Today we hiked a small segment of the Jordan Trail section in Wadi Zubia between Beit Idis and Rasoun in the governorate of Ajlun in the high altitude of the north.

Zubia Forest
The Zubia village of farmers and herders dates back at least to 1596 tax records from the Ottoman Empire. The Zubia Reserve today covers rolling hills of evergreen oak, wild pistachio and Greek strawberry trees.




Our hike took us quickly down into the valley, and into the cooler air under the trees as the hot season in Jordan is beginning to heat up. Though I tried not to slow the group down too much, I had plenty of opportunities to live into the reputation I’ve earned with the RSCN – the girl who takes a picture of every flower she passes, at least the ones that I hadn’t seen on the RSCN hike in Ajlun that earned me that reputation….













This was a popular trail this weekend. We’re at the end of the cooler springtime, and approaching the end of the wildflower season, both of which last longest in the Ajlun and Irbid highlands, but don’t last forever. We passed several groups of hikers, including one that our guide told us was a program for at-risk youth. We also encountered some locals – a few on horses, and a few herding goats.




Of course, as they say in backpacking, altitude lost must then be regained. That’s when I really did slow down the group, on a very long upward slope. At the top, though, there’s a bit of a treat.

At the top of our culminating hill are the Qabla ruins. There are no explanatory signs, but it’s pretty clear that there are some stone quarries, with steps down, that may have been converted into cisterns. Other structures look like the foundations of buildings.
Tatreez with a View
Back on the bus, we headed for another spot in the Ajlun Forest, bumping up the kind of rough dirt road that Mr. Fellow usually takes me down for an adventure.

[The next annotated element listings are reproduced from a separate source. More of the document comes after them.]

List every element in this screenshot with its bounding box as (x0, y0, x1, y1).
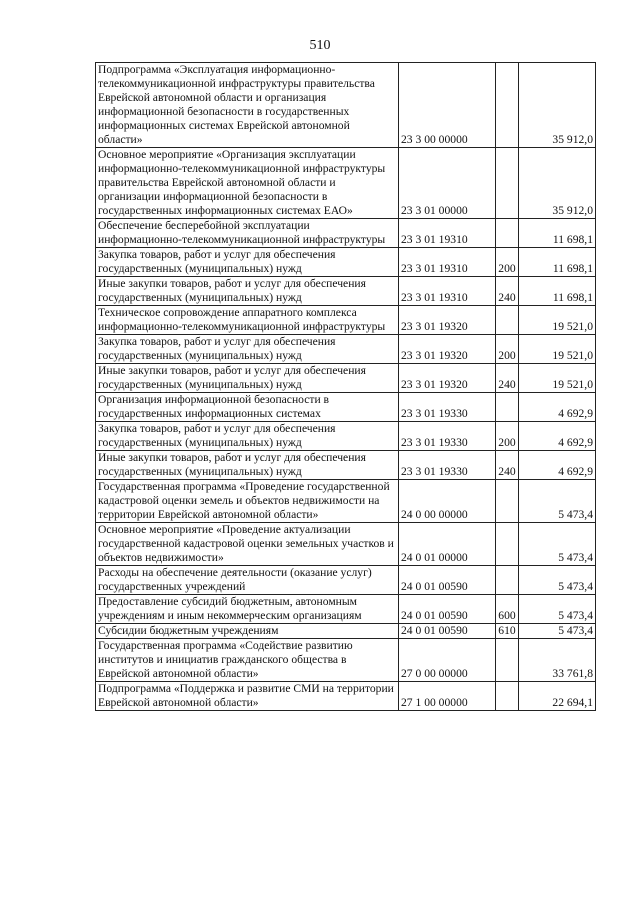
row-vr: 240 (496, 364, 519, 393)
row-code: 23 3 01 00000 (399, 148, 496, 219)
row-vr: 610 (496, 624, 519, 639)
row-name: Закупка товаров, работ и услуг для обеспечения государственных (муниципальных) нужд (96, 335, 399, 364)
row-vr (496, 306, 519, 335)
table-row (96, 277, 596, 306)
row-code: 27 1 00 00000 (399, 682, 496, 711)
table-row (96, 393, 596, 422)
row-vr (496, 63, 519, 148)
table-row (96, 219, 596, 248)
row-code: 23 3 01 19330 (399, 422, 496, 451)
row-amount: 19 521,0 (519, 335, 596, 364)
table-row (96, 148, 596, 219)
row-amount: 11 698,1 (519, 248, 596, 277)
table-row (96, 63, 596, 148)
row-amount: 11 698,1 (519, 219, 596, 248)
row-name: Предоставление субсидий бюджетным, автономным учреждениям и иным некоммерческим организациям (96, 595, 399, 624)
row-vr: 200 (496, 248, 519, 277)
row-vr: 600 (496, 595, 519, 624)
row-code: 24 0 00 00000 (399, 480, 496, 523)
row-code: 24 0 01 00000 (399, 523, 496, 566)
row-code: 24 0 01 00590 (399, 595, 496, 624)
table-row (96, 624, 596, 639)
row-name: Субсидии бюджетным учреждениям (96, 624, 399, 639)
row-name: Иные закупки товаров, работ и услуг для обеспечения государственных (муниципальных) нужд (96, 364, 399, 393)
table-row (96, 595, 596, 624)
row-amount: 5 473,4 (519, 595, 596, 624)
row-amount: 4 692,9 (519, 451, 596, 480)
row-amount: 4 692,9 (519, 422, 596, 451)
row-code: 23 3 01 19330 (399, 451, 496, 480)
row-vr: 240 (496, 277, 519, 306)
row-name: Подпрограмма «Поддержка и развитие СМИ на территории Еврейской автономной области» (96, 682, 399, 711)
row-vr (496, 566, 519, 595)
row-name: Государственная программа «Проведение государственной кадастровой оценки земель и объектов недвижимости на территории Еврейской автономной области» (96, 480, 399, 523)
row-name: Иные закупки товаров, работ и услуг для обеспечения государственных (муниципальных) нужд (96, 451, 399, 480)
row-vr (496, 148, 519, 219)
row-name: Основное мероприятие «Проведение актуализации государственной кадастровой оценки земельных участков и объектов недвижимости» (96, 523, 399, 566)
budget-table (95, 62, 596, 711)
row-amount: 35 912,0 (519, 148, 596, 219)
row-code: 23 3 00 00000 (399, 63, 496, 148)
row-amount: 35 912,0 (519, 63, 596, 148)
table-row (96, 422, 596, 451)
table-row (96, 480, 596, 523)
table-row (96, 248, 596, 277)
table-row (96, 364, 596, 393)
table-row (96, 335, 596, 364)
row-amount: 11 698,1 (519, 277, 596, 306)
row-code: 23 3 01 19310 (399, 248, 496, 277)
table-row (96, 566, 596, 595)
row-vr (496, 682, 519, 711)
row-name: Закупка товаров, работ и услуг для обеспечения государственных (муниципальных) нужд (96, 248, 399, 277)
table-row (96, 451, 596, 480)
table-row (96, 682, 596, 711)
row-name: Расходы на обеспечение деятельности (оказание услуг) государственных учреждений (96, 566, 399, 595)
page-number: 510 (309, 38, 331, 53)
row-amount: 5 473,4 (519, 480, 596, 523)
row-vr (496, 219, 519, 248)
row-vr: 200 (496, 422, 519, 451)
row-amount: 5 473,4 (519, 624, 596, 639)
row-vr (496, 523, 519, 566)
row-amount: 22 694,1 (519, 682, 596, 711)
row-code: 23 3 01 19310 (399, 219, 496, 248)
row-name: Техническое сопровождение аппаратного комплекса информационно-телекоммуникационной инфраструктуры (96, 306, 399, 335)
row-code: 23 3 01 19330 (399, 393, 496, 422)
row-name: Подпрограмма «Эксплуатация информационно-телекоммуникационной инфраструктуры правительства Еврейской автономной области и организация информационной безопасности в государственных информационных системах Еврейской автономной области» (96, 63, 399, 148)
row-vr: 200 (496, 335, 519, 364)
row-name: Закупка товаров, работ и услуг для обеспечения государственных (муниципальных) нужд (96, 422, 399, 451)
row-vr (496, 480, 519, 523)
row-code: 24 0 01 00590 (399, 566, 496, 595)
row-amount: 5 473,4 (519, 523, 596, 566)
row-name: Организация информационной безопасности в государственных информационных системах (96, 393, 399, 422)
row-vr (496, 393, 519, 422)
row-code: 23 3 01 19320 (399, 364, 496, 393)
row-amount: 19 521,0 (519, 364, 596, 393)
row-amount: 19 521,0 (519, 306, 596, 335)
row-name: Иные закупки товаров, работ и услуг для обеспечения государственных (муниципальных) нужд (96, 277, 399, 306)
row-name: Основное мероприятие «Организация эксплуатации информационно-телекоммуникационной инфраструктуры правительства Еврейской автономной области и организации информационной безопасности в государственных информационных системах ЕАО» (96, 148, 399, 219)
row-vr (496, 639, 519, 682)
row-code: 23 3 01 19320 (399, 306, 496, 335)
row-code: 23 3 01 19310 (399, 277, 496, 306)
table-row (96, 306, 596, 335)
row-amount: 33 761,8 (519, 639, 596, 682)
row-amount: 5 473,4 (519, 566, 596, 595)
table-row (96, 639, 596, 682)
row-code: 27 0 00 00000 (399, 639, 496, 682)
row-name: Обеспечение бесперебойной эксплуатации информационно-телекоммуникационной инфраструктуры (96, 219, 399, 248)
table-row (96, 523, 596, 566)
row-code: 24 0 01 00590 (399, 624, 496, 639)
row-amount: 4 692,9 (519, 393, 596, 422)
row-vr: 240 (496, 451, 519, 480)
row-name: Государственная программа «Содействие развитию институтов и инициатив гражданского общества в Еврейской автономной области» (96, 639, 399, 682)
row-code: 23 3 01 19320 (399, 335, 496, 364)
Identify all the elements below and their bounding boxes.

Once we found a nice view – all the way to Lake Tiberias, in fact! – we settled in to enjoy some coffee and traditional Palestinian cross-stitch known as Tatreez.
I’ve been doing cross-stitch for as long as I can remember, learned from my mother and her mother. My cousin is even more prodigious at it. As a little girl, I tended towards samplers like little Mary and Laura Ingalls would have done in their little houses in the Big Woods and on the Prairie. As an adult, I liked a European style of cross-stitch with pictorial images – flowers, cottages, my current project is a rooster in a French pastoral style – or fantasy themes like dragons.

Palestinian embroidery tends to be more geometrical and highly symbolic.

Tatreez designs use many motifs that are common throughout Middle Eastern and Mediterranean cultures such as birds, trees, stars, and geometric shapes. Over time, different regions of Palestine have developed their own unique styles and colors for those motifs, making it easier to identify where a piece was made.
Often stitched without a frame or hoop, using an open cheesecloth basted temporarily against the dress material to guide the stitches, embroidered dresses known as thobe are treasured family heirlooms across both Palestine and Jordan. I dream of someday being able to afford a hand-stitched thobe of my own.
Tatreez has long been something sold to tourists to Jordan. Machine-stitched embroidery has flooded the market, but authentic handmade projects are also prevalent. Small Tatreez-decorated items are something that women can easily do in their homes around homemaking and childrearing responsibilities, and nonprofits across the kingdom of Jordan have sponsored women’s collectives for Tatreez for decades.
What’s different living in Jordan this time is the renewed interest, especially among younger people, in learning to do Tatreez as a connection to the traditions of Jordanian and Palestinian cultural heritages. I think the big inflection point for Tatreez was the events following the attacks of Oct 7, 2023, but I suspect that day was just fuel on a fire that had been building for many years.